I hope we can reflect on these ratios and start re-strategising our value system, educational philosophy, institutional design and evaluation criteria so that as a society we know better where are we heading.
Reciprocal to non –reciprocal relations: In social life, our culture promotes a feeling of ‘Neki kar kuayen mein dal’ that is, if left hand gives, even the right hand should not know. The anonymous giving is stressed in our society so that reciprocity cannot arise. The transactional society tears basic social fabric apart and all relationship start losing the layers of love and grace that accord them serenity and subtlety. The Samevadana becomes silent.
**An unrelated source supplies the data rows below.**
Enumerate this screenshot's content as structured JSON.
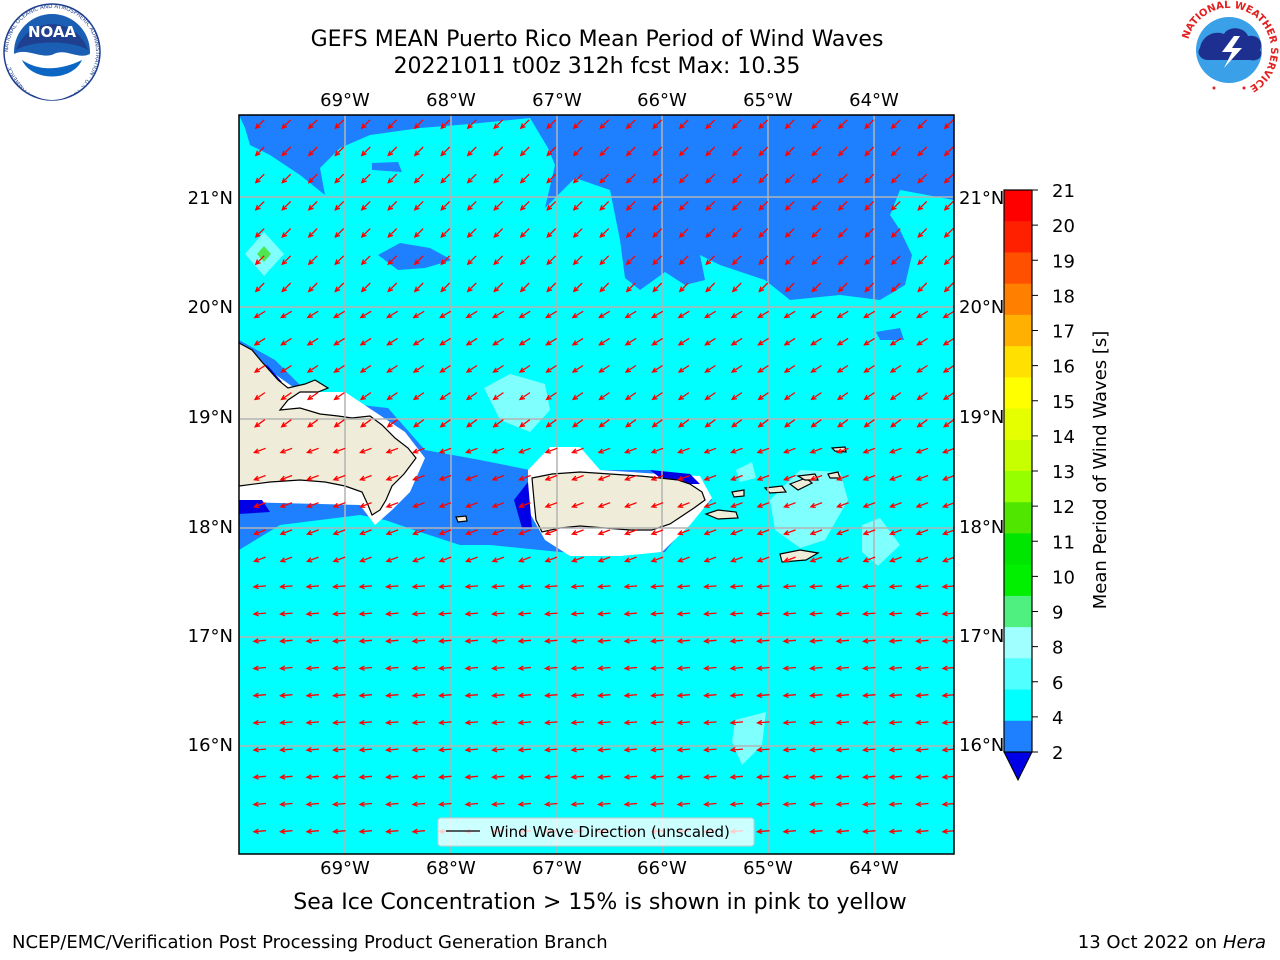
{
  "header": {
    "title_line1": "GEFS MEAN Puerto Rico Mean Period of Wind Waves",
    "title_line2": "20221011 t00z 312h fcst   Max: 10.35"
  },
  "map": {
    "lon_labels": [
      "69°W",
      "68°W",
      "67°W",
      "66°W",
      "65°W",
      "64°W"
    ],
    "lat_labels": [
      "21°N",
      "20°N",
      "19°N",
      "18°N",
      "17°N",
      "16°N"
    ],
    "legend_label": "Wind Wave Direction (unscaled)",
    "colors": {
      "land": "#efedd9",
      "ocean_main": "#00ffff",
      "ocean_low": "#1e80ff",
      "ocean_lowest": "#0000e6",
      "ocean_light": "#80ffff",
      "arrow": "#ff0000",
      "grid": "#b4b4b4"
    }
  },
  "colorbar": {
    "label": "Mean Period of Wind Waves [s]",
    "ticks": [
      "21",
      "20",
      "19",
      "18",
      "17",
      "16",
      "15",
      "14",
      "13",
      "12",
      "11",
      "10",
      "9",
      "8",
      "6",
      "4",
      "2"
    ],
    "colors": [
      "#ff0000",
      "#ff2000",
      "#ff5000",
      "#ff8000",
      "#ffb000",
      "#ffe000",
      "#ffff00",
      "#e6ff00",
      "#c8ff00",
      "#96ff00",
      "#50e600",
      "#00e600",
      "#00f000",
      "#50f080",
      "#a0ffff",
      "#50ffff",
      "#00ffff",
      "#1e80ff",
      "#0000e6"
    ]
  },
  "footer": {
    "note": "Sea Ice Concentration > 15% is shown in pink to yellow",
    "left": "NCEP/EMC/Verification Post Processing Product Generation Branch",
    "right_prefix": "13 Oct 2022 on ",
    "right_host": "Hera"
  },
  "logos": {
    "noaa": "NOAA",
    "noaa_ring": "NATIONAL OCEANIC AND ATMOSPHERIC ADMINISTRATION · U.S. DEPARTMENT OF COMMERCE ·",
    "nws_ring": "NATIONAL WEATHER SERVICE"
  }
}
Seeking to sharing ratio of innovations is critical in an open innovation society. Every enterprise has some knowledge practices and innovations which they can share with others without affecting their own competitiveness. Yet so little is shared by large and small companies and institutions. Even the academic institutions don’t put their courseware in open unlike eminent institutions like MIT which did it a long time ago. We seek more than we share.
Language shapes the habit of thought, as the linguists say. Should we only think of economic enterprises, and ignore social, ecological and cultural enterprises. Who amongst us has not used some product or service for which he/she never paid? For that matter, now that rains are here, and it is tru that road side trees have come down compared to the situations decades ago But have we not stood under a tree for which we of course did not pay? But somebody has to pay. The users don’t have to pay always and that too, not all the costs, else social inclusion is not possible. How do we make us, the privileged class to pay for the services and products which those who need them most cannot pay for.